What cannot be also glossed over is what is then pointed out in para 20 that, “Yet another reason which persuades us to enlarge the Respondent on bail is that Section 43D(5) of the UAPA is comparatively less stringent than Section 37 of the NDPS. Unlike the NDPS where the competent Court needs to be satisfied that prima facie the accused is not guilty and that he is unlikely to commit another offence while on bail; there is no such precondition under the UAPA. Instead, Section 43-D (5) of UAPA merely provides another possible ground for the competent Court to refuse bail, in addition to the well-settled considerations like gravity of the offence, possibility of tampering with evidence, influencing the witnesses or chance of the accused evading the trial by absconsion etc.”
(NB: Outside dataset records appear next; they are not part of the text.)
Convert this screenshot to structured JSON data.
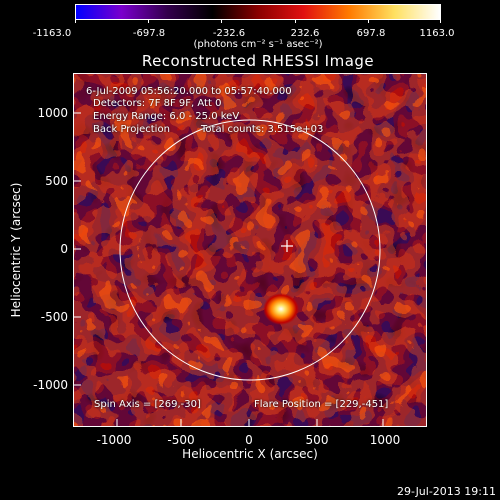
{
  "colorbar": {
    "ticks": [
      "-1163.0",
      "-697.8",
      "-232.6",
      "232.6",
      "697.8",
      "1163.0"
    ],
    "units": "(photons cm⁻² s⁻¹ asec⁻²)",
    "colors": [
      "#0000ff",
      "#7a00cc",
      "#33004d",
      "#000000",
      "#8a0000",
      "#e01010",
      "#ff7a00",
      "#ffe060",
      "#ffffff"
    ]
  },
  "title": "Reconstructed RHESSI Image",
  "info": {
    "line1": "6-Jul-2009 05:56:20.000 to 05:57:40.000",
    "line2": "Detectors: 7F 8F 9F, Att 0",
    "line3": "Energy Range: 6.0 - 25.0 keV",
    "line4a": "Back Projection",
    "line4b": "Total counts: 3.515e+03",
    "spin_axis": "Spin Axis = [269,-30]",
    "flare_position": "Flare Position = [229,-451]"
  },
  "axes": {
    "ylabel": "Heliocentric Y (arcsec)",
    "xlabel": "Heliocentric X (arcsec)",
    "xticks": [
      "-1000",
      "-500",
      "0",
      "500",
      "1000"
    ],
    "yticks": [
      "1000",
      "500",
      "0",
      "-500",
      "-1000"
    ],
    "xrange": [
      -1280,
      1280
    ],
    "yrange": [
      -1280,
      1280
    ]
  },
  "footer": {
    "date": "29-Jul-2013 19:11"
  },
  "markers": {
    "limb_circle_color": "#ffffff",
    "crosshair_color": "#ffffff"
  }
}
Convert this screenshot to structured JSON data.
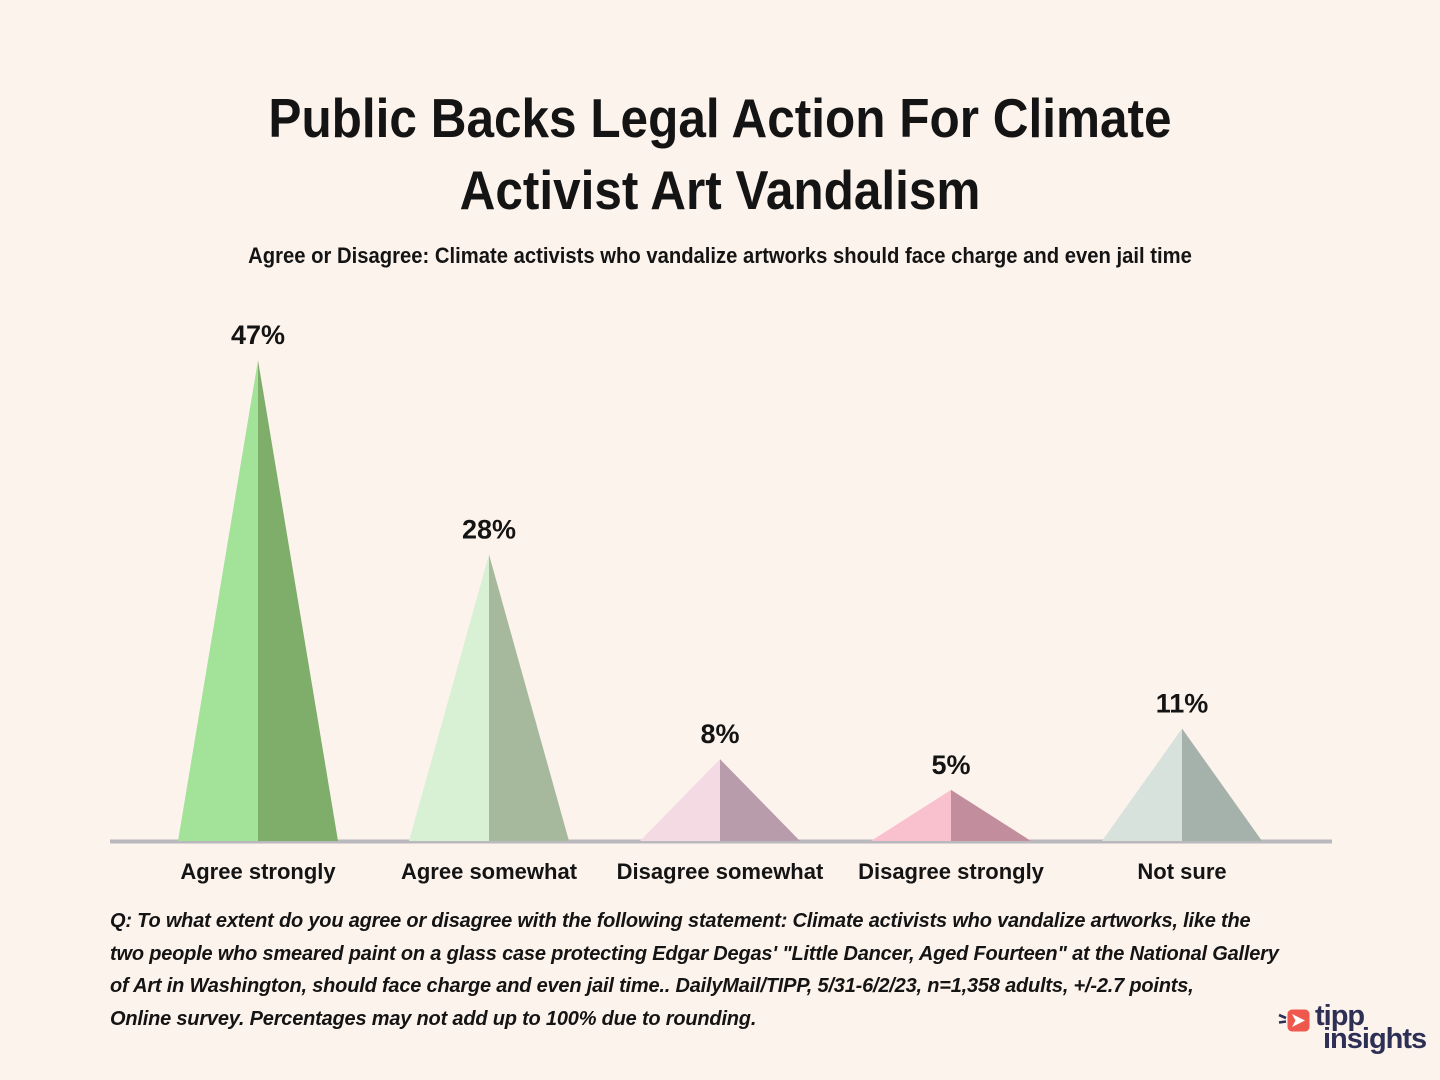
{
  "page": {
    "background": "#fdf3ed",
    "title_line1": "Public Backs Legal Action For Climate",
    "title_line2": "Activist Art Vandalism",
    "subtitle": "Agree or Disagree: Climate activists who vandalize artworks should face charge and even jail time"
  },
  "chart_data": {
    "type": "bar",
    "shape": "triangle-pyramid",
    "title": "Public Backs Legal Action For Climate Activist Art Vandalism",
    "subtitle": "Agree or Disagree: Climate activists who vandalize artworks should face charge and even jail time",
    "categories": [
      "Agree strongly",
      "Agree somewhat",
      "Disagree somewhat",
      "Disagree strongly",
      "Not sure"
    ],
    "values": [
      47,
      28,
      8,
      5,
      11
    ],
    "value_labels": [
      "47%",
      "28%",
      "8%",
      "5%",
      "11%"
    ],
    "unit": "%",
    "ylim": [
      0,
      50
    ],
    "grid": false,
    "legend": "none",
    "axis_color": "#b9b9bd",
    "colors": [
      {
        "light": "#a2e399",
        "dark": "#7eae6a"
      },
      {
        "light": "#d8f0d4",
        "dark": "#a6b99d"
      },
      {
        "light": "#f3dae3",
        "dark": "#b99cab"
      },
      {
        "light": "#f9c0ce",
        "dark": "#c28e9d"
      },
      {
        "light": "#d8e2dc",
        "dark": "#a5b2ab"
      }
    ]
  },
  "footer": {
    "lines": [
      "Q: To what extent do you agree or disagree with the following statement: Climate activists who vandalize artworks, like the",
      "two people who smeared paint on a glass case protecting Edgar Degas' \"Little Dancer, Aged Fourteen\" at the National Gallery",
      "of Art in Washington, should face charge and even jail time.. DailyMail/TIPP, 5/31-6/2/23, n=1,358 adults, +/-2.7 points,",
      "Online survey. Percentages may not add up to 100% due to rounding."
    ]
  },
  "logo": {
    "word1": "tipp",
    "word2": "insights",
    "navy": "#2d3054",
    "coral": "#ef594d"
  }
}
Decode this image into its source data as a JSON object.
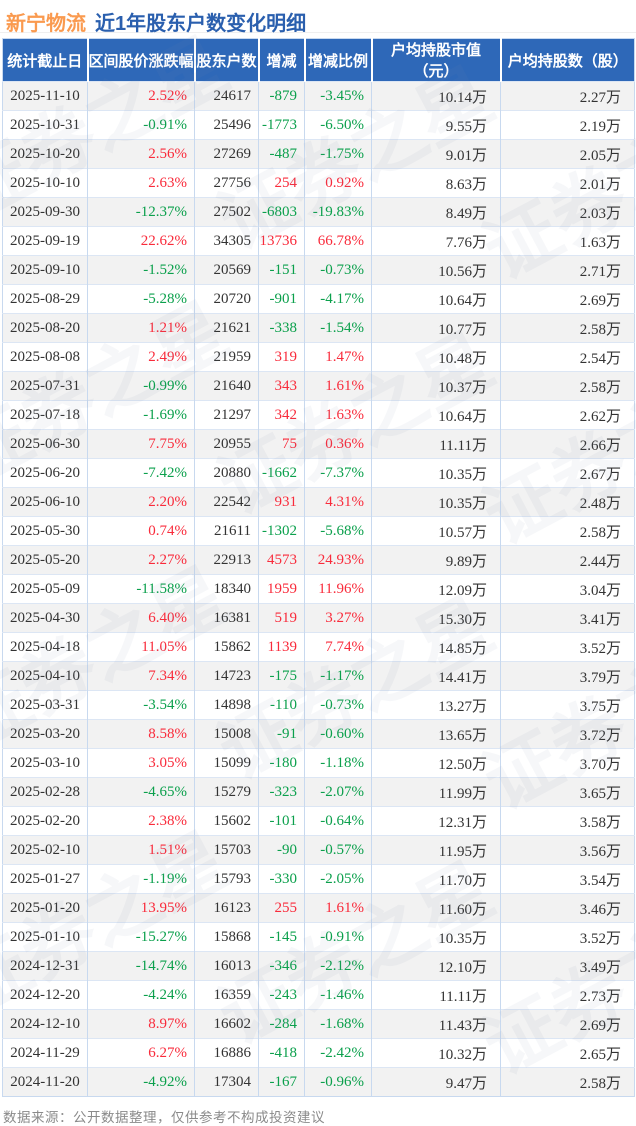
{
  "header": {
    "stock_name": "新宁物流",
    "title": "近1年股东户数变化明细"
  },
  "footer": {
    "note": "数据来源：公开数据整理，仅供参考不构成投资建议"
  },
  "watermark": {
    "text": "证券之星"
  },
  "colors": {
    "header_bg": "#2E68B8",
    "title_orange": "#FA9A4F",
    "title_blue": "#2A5FAE",
    "up_red": "#F92B3B",
    "down_green": "#0BA04C",
    "row_alt": "#F2F2F2",
    "border": "#C8D9EF"
  },
  "chart_data": {
    "type": "table",
    "title": "新宁物流 近1年股东户数变化明细",
    "columns": [
      "统计截止日",
      "区间股价涨跌幅",
      "股东户数",
      "增减",
      "增减比例",
      "户均持股市值（元）",
      "户均持股数（股）"
    ],
    "color_legend": {
      "r": "rise/red",
      "g": "fall/green"
    },
    "rows": [
      [
        "2025-11-10",
        "2.52%",
        "r",
        "24617",
        "-879",
        "g",
        "-3.45%",
        "10.14万",
        "2.27万"
      ],
      [
        "2025-10-31",
        "-0.91%",
        "g",
        "25496",
        "-1773",
        "g",
        "-6.50%",
        "9.55万",
        "2.19万"
      ],
      [
        "2025-10-20",
        "2.56%",
        "r",
        "27269",
        "-487",
        "g",
        "-1.75%",
        "9.01万",
        "2.05万"
      ],
      [
        "2025-10-10",
        "2.63%",
        "r",
        "27756",
        "254",
        "r",
        "0.92%",
        "8.63万",
        "2.01万"
      ],
      [
        "2025-09-30",
        "-12.37%",
        "g",
        "27502",
        "-6803",
        "g",
        "-19.83%",
        "8.49万",
        "2.03万"
      ],
      [
        "2025-09-19",
        "22.62%",
        "r",
        "34305",
        "13736",
        "r",
        "66.78%",
        "7.76万",
        "1.63万"
      ],
      [
        "2025-09-10",
        "-1.52%",
        "g",
        "20569",
        "-151",
        "g",
        "-0.73%",
        "10.56万",
        "2.71万"
      ],
      [
        "2025-08-29",
        "-5.28%",
        "g",
        "20720",
        "-901",
        "g",
        "-4.17%",
        "10.64万",
        "2.69万"
      ],
      [
        "2025-08-20",
        "1.21%",
        "r",
        "21621",
        "-338",
        "g",
        "-1.54%",
        "10.77万",
        "2.58万"
      ],
      [
        "2025-08-08",
        "2.49%",
        "r",
        "21959",
        "319",
        "r",
        "1.47%",
        "10.48万",
        "2.54万"
      ],
      [
        "2025-07-31",
        "-0.99%",
        "g",
        "21640",
        "343",
        "r",
        "1.61%",
        "10.37万",
        "2.58万"
      ],
      [
        "2025-07-18",
        "-1.69%",
        "g",
        "21297",
        "342",
        "r",
        "1.63%",
        "10.64万",
        "2.62万"
      ],
      [
        "2025-06-30",
        "7.75%",
        "r",
        "20955",
        "75",
        "r",
        "0.36%",
        "11.11万",
        "2.66万"
      ],
      [
        "2025-06-20",
        "-7.42%",
        "g",
        "20880",
        "-1662",
        "g",
        "-7.37%",
        "10.35万",
        "2.67万"
      ],
      [
        "2025-06-10",
        "2.20%",
        "r",
        "22542",
        "931",
        "r",
        "4.31%",
        "10.35万",
        "2.48万"
      ],
      [
        "2025-05-30",
        "0.74%",
        "r",
        "21611",
        "-1302",
        "g",
        "-5.68%",
        "10.57万",
        "2.58万"
      ],
      [
        "2025-05-20",
        "2.27%",
        "r",
        "22913",
        "4573",
        "r",
        "24.93%",
        "9.89万",
        "2.44万"
      ],
      [
        "2025-05-09",
        "-11.58%",
        "g",
        "18340",
        "1959",
        "r",
        "11.96%",
        "12.09万",
        "3.04万"
      ],
      [
        "2025-04-30",
        "6.40%",
        "r",
        "16381",
        "519",
        "r",
        "3.27%",
        "15.30万",
        "3.41万"
      ],
      [
        "2025-04-18",
        "11.05%",
        "r",
        "15862",
        "1139",
        "r",
        "7.74%",
        "14.85万",
        "3.52万"
      ],
      [
        "2025-04-10",
        "7.34%",
        "r",
        "14723",
        "-175",
        "g",
        "-1.17%",
        "14.41万",
        "3.79万"
      ],
      [
        "2025-03-31",
        "-3.54%",
        "g",
        "14898",
        "-110",
        "g",
        "-0.73%",
        "13.27万",
        "3.75万"
      ],
      [
        "2025-03-20",
        "8.58%",
        "r",
        "15008",
        "-91",
        "g",
        "-0.60%",
        "13.65万",
        "3.72万"
      ],
      [
        "2025-03-10",
        "3.05%",
        "r",
        "15099",
        "-180",
        "g",
        "-1.18%",
        "12.50万",
        "3.70万"
      ],
      [
        "2025-02-28",
        "-4.65%",
        "g",
        "15279",
        "-323",
        "g",
        "-2.07%",
        "11.99万",
        "3.65万"
      ],
      [
        "2025-02-20",
        "2.38%",
        "r",
        "15602",
        "-101",
        "g",
        "-0.64%",
        "12.31万",
        "3.58万"
      ],
      [
        "2025-02-10",
        "1.51%",
        "r",
        "15703",
        "-90",
        "g",
        "-0.57%",
        "11.95万",
        "3.56万"
      ],
      [
        "2025-01-27",
        "-1.19%",
        "g",
        "15793",
        "-330",
        "g",
        "-2.05%",
        "11.70万",
        "3.54万"
      ],
      [
        "2025-01-20",
        "13.95%",
        "r",
        "16123",
        "255",
        "r",
        "1.61%",
        "11.60万",
        "3.46万"
      ],
      [
        "2025-01-10",
        "-15.27%",
        "g",
        "15868",
        "-145",
        "g",
        "-0.91%",
        "10.35万",
        "3.52万"
      ],
      [
        "2024-12-31",
        "-14.74%",
        "g",
        "16013",
        "-346",
        "g",
        "-2.12%",
        "12.10万",
        "3.49万"
      ],
      [
        "2024-12-20",
        "-4.24%",
        "g",
        "16359",
        "-243",
        "g",
        "-1.46%",
        "11.11万",
        "2.73万"
      ],
      [
        "2024-12-10",
        "8.97%",
        "r",
        "16602",
        "-284",
        "g",
        "-1.68%",
        "11.43万",
        "2.69万"
      ],
      [
        "2024-11-29",
        "6.27%",
        "r",
        "16886",
        "-418",
        "g",
        "-2.42%",
        "10.32万",
        "2.65万"
      ],
      [
        "2024-11-20",
        "-4.92%",
        "g",
        "17304",
        "-167",
        "g",
        "-0.96%",
        "9.47万",
        "2.58万"
      ]
    ],
    "source": "数据来源：公开数据整理，仅供参考不构成投资建议"
  }
}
In the concluding para 21, the Bench then holds that, “In light of the above discussion, we are not inclined to interfere with the impugned order. However, we feel that besides the conditions to be imposed by the trial Court while releasing the respondent, it would serve the best interest of justice and the society at large to impose some additional conditions that the respondent shall mark his presence every week on Monday at 10 AM at the local police station and inform in writing that he is not involved in any other new crime. The respondent shall also refrain from participating in any activity which might enrage communal sentiments. In case the respondent is found to have violated any of his bail conditions or attempted to have tampered the evidence, influence witnesses or hamper the trial in any other way, then the Special Court shall be at liberty to cancel his bail forthwith. The appeal is accordingly dismissed subject to above stated directions.”

On the whole, it is a landmark, laudable, learned and latest judgment wherein the Apex Court lays down rightly that the restrictions under Section 43-D(5) of UAPA does not oust the ability of Constitutional Courts to grant bail on the violation of fundamental right to speedy trial. The Constitutional Courts are fully empowered in such cases to step in and enforce the right to speedy trial which is a fundamental right in cases of violation of fundamental right to speedy trial. There is nothing incorrect in doing so. In other words, it is a settled position of law that where there is no likelihood of trial being completed within a reasonable time and the period of incarceration already undergone by the accused has exceeded a substantial part of the prescribed sentence, then the restrictions under Section 43-D(5) of UAPA should be certainly relaxed and the accused should be granted bail in such cases as there is a clear cut case of violation of fundamental right to speedy trial due to which the accused suffers immeasurably for no fault of his/her which cannot be overlooked any longer! There can certainly be no denying or disputing it!